Le concentrazioni di PFAS nell’acqua potabile rilevate da Greenpeace
L’analisi di Greenpeace ha trovato PFAS in almeno tre campioni di acqua potabile per Regione, a eccezione della Valle d’Aosta, dove ha analizzati sono due. In Liguria, Trentino Alto Adige e Veneto i PFAS sono presenti in tutti i campioni esaminati, in altre regioni si sfiora la totalità (in Veneto sono 19 su 20, l’Emilia-Romagna 18 su 19, in Calabria 12 su 13).
Chiaramente, i possibili rischi per la salute dipendono non solo dalla diffusione dei PFAS, ma anche dalla loro concentrazione.
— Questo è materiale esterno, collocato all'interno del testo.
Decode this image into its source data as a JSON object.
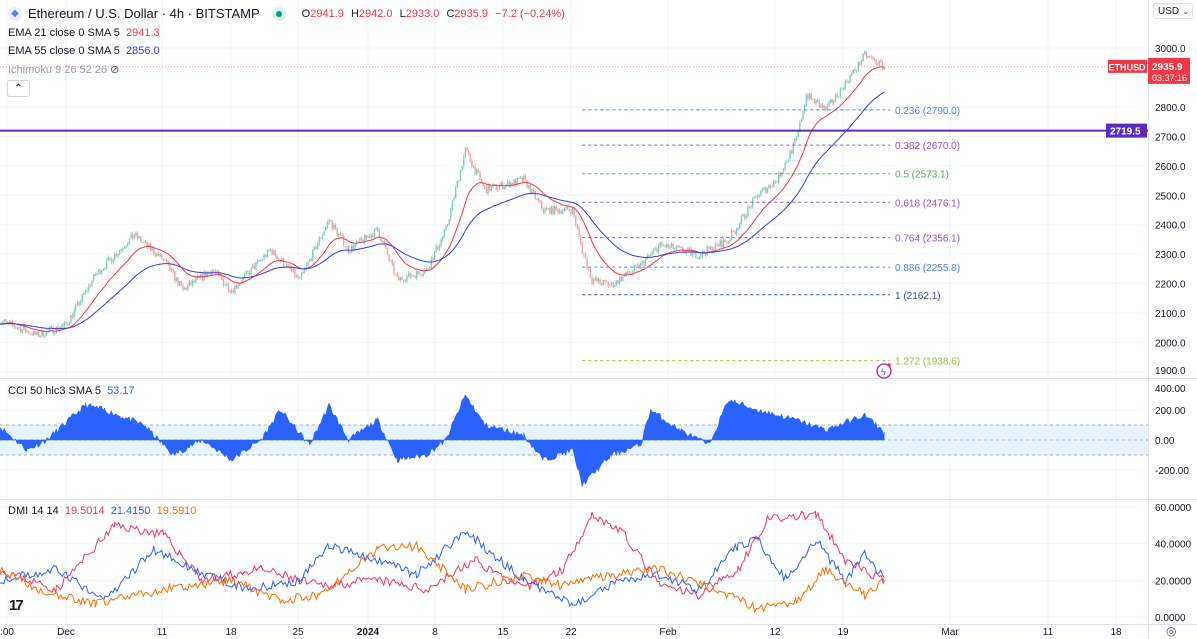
{
  "header": {
    "symbol_title": "Ethereum / U.S. Dollar · 4h · BITSTAMP",
    "ohlc": {
      "o_label": "O",
      "o": "2941.9",
      "h_label": "H",
      "h": "2942.0",
      "l_label": "L",
      "l": "2933.0",
      "c_label": "C",
      "c": "2935.9",
      "change": "−7.2 (−0.24%)"
    },
    "currency": "USD",
    "collapse_icon": "chevron-up-icon"
  },
  "indicators": {
    "ema21": {
      "label": "EMA 21 close 0 SMA 5",
      "value": "2941.3",
      "color": "#f23645"
    },
    "ema55": {
      "label": "EMA 55 close 0 SMA 5",
      "value": "2856.0",
      "color": "#2f3de0"
    },
    "ichimoku": {
      "label": "Ichimoku 9 26 52 26",
      "hidden_icon": "eye-off-icon"
    },
    "cci": {
      "label": "CCI 50 hlc3 SMA 5",
      "value": "53.17",
      "color": "#2962ff"
    },
    "dmi": {
      "label": "DMI 14 14",
      "values": [
        "19.5014",
        "21.4150",
        "19.5910"
      ],
      "colors": [
        "#f23567",
        "#2962ff",
        "#ff6d00"
      ]
    }
  },
  "price_scale": {
    "ticks": [
      "3000.0",
      "2800.0",
      "2700.0",
      "2600.0",
      "2500.0",
      "2400.0",
      "2300.0",
      "2200.0",
      "2100.0",
      "2000.0",
      "1900.0"
    ]
  },
  "cci_scale": {
    "ticks": [
      "400.00",
      "200.00",
      "0.00",
      "-200.00"
    ]
  },
  "dmi_scale": {
    "ticks": [
      "60.0000",
      "40.0000",
      "20.0000",
      "0.0000"
    ]
  },
  "time_axis": {
    "labels": [
      ":00",
      "Dec",
      "11",
      "18",
      "25",
      "2024",
      "8",
      "15",
      "22",
      "Feb",
      "12",
      "19",
      "Mar",
      "11",
      "18"
    ]
  },
  "price_label": {
    "symbol": "ETHUSD",
    "price": "2935.9",
    "countdown": "03:37:16",
    "color": "#f23645"
  },
  "horizontal_line": {
    "value": "2719.5",
    "color": "#5b2bc0"
  },
  "fib_levels": [
    {
      "label": "0.236 (2790.0)",
      "value": 2790.0,
      "color": "#4f7ff0"
    },
    {
      "label": "0.382 (2670.0)",
      "value": 2670.0,
      "color": "#8459d6"
    },
    {
      "label": "0.5 (2573.1)",
      "value": 2573.1,
      "color": "#4caf50"
    },
    {
      "label": "0.618 (2476.1)",
      "value": 2476.1,
      "color": "#8459d6"
    },
    {
      "label": "0.764 (2356.1)",
      "value": 2356.1,
      "color": "#8459d6"
    },
    {
      "label": "0.886 (2255.8)",
      "value": 2255.8,
      "color": "#4f7ff0"
    },
    {
      "label": "1 (2162.1)",
      "value": 2162.1,
      "color": "#3949ab"
    },
    {
      "label": "1.272 (1938.6)",
      "value": 1938.6,
      "color": "#9bbf3a"
    }
  ],
  "colors": {
    "up": "#7dcfc2",
    "down": "#f2a3a3",
    "grid": "#f0f3fa",
    "cci_fill": "#2962ff",
    "cci_band": "#e6f2fd"
  },
  "chart_data": {
    "type": "candlestick",
    "price_range": [
      1880,
      3060
    ],
    "price_path": [
      [
        "2023-11-24",
        2076
      ],
      [
        "2023-11-28",
        2025
      ],
      [
        "2023-12-01",
        2059
      ],
      [
        "2023-12-04",
        2229
      ],
      [
        "2023-12-08",
        2365
      ],
      [
        "2023-12-11",
        2280
      ],
      [
        "2023-12-13",
        2178
      ],
      [
        "2023-12-16",
        2246
      ],
      [
        "2023-12-18",
        2178
      ],
      [
        "2023-12-22",
        2314
      ],
      [
        "2023-12-25",
        2212
      ],
      [
        "2023-12-28",
        2416
      ],
      [
        "2023-12-30",
        2314
      ],
      [
        "2024-01-02",
        2382
      ],
      [
        "2024-01-04",
        2212
      ],
      [
        "2024-01-07",
        2246
      ],
      [
        "2024-01-09",
        2382
      ],
      [
        "2024-01-11",
        2654
      ],
      [
        "2024-01-13",
        2518
      ],
      [
        "2024-01-17",
        2552
      ],
      [
        "2024-01-19",
        2450
      ],
      [
        "2024-01-22",
        2450
      ],
      [
        "2024-01-23",
        2314
      ],
      [
        "2024-01-24",
        2212
      ],
      [
        "2024-01-26",
        2195
      ],
      [
        "2024-01-29",
        2263
      ],
      [
        "2024-01-31",
        2331
      ],
      [
        "2024-02-04",
        2297
      ],
      [
        "2024-02-07",
        2348
      ],
      [
        "2024-02-10",
        2501
      ],
      [
        "2024-02-12",
        2552
      ],
      [
        "2024-02-14",
        2688
      ],
      [
        "2024-02-15",
        2840
      ],
      [
        "2024-02-17",
        2789
      ],
      [
        "2024-02-20",
        2925
      ],
      [
        "2024-02-21",
        2976
      ],
      [
        "2024-02-23",
        2935.9
      ]
    ],
    "fib_start": "2024-01-23",
    "cci": {
      "range": [
        -320,
        420
      ],
      "bands": [
        100,
        -100
      ],
      "points": [
        [
          "2023-11-24",
          100
        ],
        [
          "2023-11-27",
          -67
        ],
        [
          "2023-11-29",
          0
        ],
        [
          "2023-12-03",
          233
        ],
        [
          "2023-12-05",
          200
        ],
        [
          "2023-12-09",
          100
        ],
        [
          "2023-12-12",
          -100
        ],
        [
          "2023-12-15",
          0
        ],
        [
          "2023-12-18",
          -133
        ],
        [
          "2023-12-21",
          0
        ],
        [
          "2023-12-23",
          200
        ],
        [
          "2023-12-26",
          -33
        ],
        [
          "2023-12-28",
          233
        ],
        [
          "2023-12-30",
          0
        ],
        [
          "2024-01-02",
          133
        ],
        [
          "2024-01-04",
          -133
        ],
        [
          "2024-01-07",
          -100
        ],
        [
          "2024-01-09",
          0
        ],
        [
          "2024-01-11",
          300
        ],
        [
          "2024-01-13",
          100
        ],
        [
          "2024-01-17",
          33
        ],
        [
          "2024-01-19",
          -133
        ],
        [
          "2024-01-22",
          -67
        ],
        [
          "2024-01-23",
          -300
        ],
        [
          "2024-01-26",
          -100
        ],
        [
          "2024-01-29",
          -33
        ],
        [
          "2024-01-30",
          200
        ],
        [
          "2024-02-02",
          67
        ],
        [
          "2024-02-05",
          -33
        ],
        [
          "2024-02-07",
          267
        ],
        [
          "2024-02-10",
          200
        ],
        [
          "2024-02-14",
          133
        ],
        [
          "2024-02-17",
          67
        ],
        [
          "2024-02-21",
          167
        ],
        [
          "2024-02-23",
          53.17
        ]
      ]
    },
    "dmi": {
      "range": [
        0,
        60
      ],
      "series": [
        {
          "points": [
            [
              "2023-11-24",
              26
            ],
            [
              "2023-11-30",
              15
            ],
            [
              "2023-12-06",
              50
            ],
            [
              "2023-12-11",
              45
            ],
            [
              "2023-12-15",
              20
            ],
            [
              "2023-12-21",
              26
            ],
            [
              "2023-12-27",
              17
            ],
            [
              "2024-01-02",
              20
            ],
            [
              "2024-01-07",
              15
            ],
            [
              "2024-01-12",
              31
            ],
            [
              "2024-01-17",
              15
            ],
            [
              "2024-01-21",
              26
            ],
            [
              "2024-01-24",
              56
            ],
            [
              "2024-01-27",
              47
            ],
            [
              "2024-01-31",
              17
            ],
            [
              "2024-02-04",
              12
            ],
            [
              "2024-02-08",
              26
            ],
            [
              "2024-02-11",
              53
            ],
            [
              "2024-02-16",
              56
            ],
            [
              "2024-02-19",
              31
            ],
            [
              "2024-02-23",
              19.5
            ]
          ]
        },
        {
          "points": [
            [
              "2023-11-24",
              20
            ],
            [
              "2023-11-30",
              26
            ],
            [
              "2023-12-05",
              9
            ],
            [
              "2023-12-10",
              37
            ],
            [
              "2023-12-15",
              23
            ],
            [
              "2023-12-20",
              15
            ],
            [
              "2023-12-25",
              20
            ],
            [
              "2023-12-28",
              39
            ],
            [
              "2024-01-02",
              31
            ],
            [
              "2024-01-06",
              23
            ],
            [
              "2024-01-11",
              47
            ],
            [
              "2024-01-17",
              20
            ],
            [
              "2024-01-22",
              7
            ],
            [
              "2024-01-27",
              20
            ],
            [
              "2024-01-31",
              23
            ],
            [
              "2024-02-04",
              15
            ],
            [
              "2024-02-08",
              39
            ],
            [
              "2024-02-10",
              42
            ],
            [
              "2024-02-13",
              20
            ],
            [
              "2024-02-16",
              42
            ],
            [
              "2024-02-19",
              20
            ],
            [
              "2024-02-21",
              34
            ],
            [
              "2024-02-23",
              21.4
            ]
          ]
        },
        {
          "points": [
            [
              "2023-11-24",
              26
            ],
            [
              "2023-11-28",
              15
            ],
            [
              "2023-12-04",
              7
            ],
            [
              "2023-12-11",
              15
            ],
            [
              "2023-12-18",
              20
            ],
            [
              "2023-12-23",
              9
            ],
            [
              "2023-12-27",
              12
            ],
            [
              "2024-01-02",
              37
            ],
            [
              "2024-01-06",
              39
            ],
            [
              "2024-01-11",
              15
            ],
            [
              "2024-01-17",
              23
            ],
            [
              "2024-01-21",
              17
            ],
            [
              "2024-01-26",
              23
            ],
            [
              "2024-01-31",
              26
            ],
            [
              "2024-02-06",
              15
            ],
            [
              "2024-02-10",
              4
            ],
            [
              "2024-02-14",
              9
            ],
            [
              "2024-02-17",
              26
            ],
            [
              "2024-02-21",
              12
            ],
            [
              "2024-02-23",
              19.6
            ]
          ]
        }
      ]
    }
  }
}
All’inizio del 2026 dovrà entrare in vigore la direttiva europea 2020/2184 che stabilisce in tutt’Europa il valore massimo di 100 nanogrammi per litro per la presenza complessiva di 24 PFAS nell’acqua potabile. Il campione prelevato da Greenpeace ad Arezzo supera questa soglia, con 104,3 nanogrammi per litro. Tutti gli altri sono al di sotto, ma merita attenzione Milano con 90,1 ng/l in via Padova e 58,6 in via delle Forze Armate. A Perugia si raggiungono i 57 ng/l.
Oltretutto, la stessa Agenzia europea per l’ambiente ritiene che il limite imposto dalla direttiva europea sia inadeguato a proteggere la salute umana. Paesi come Danimarca, Paesi Bassi, Germania, Spagna, Svezia e la regione delle Fiandre hanno già introdotto soglie più basse nelle legislazioni nazionali. Stessa cosa negli Stati Uniti. Il 41% dei campioni raccolti da Greenpeace sfora le soglie previste dalle leggi danesi. Il 22% supera quelle in vigore negli Stati Uniti.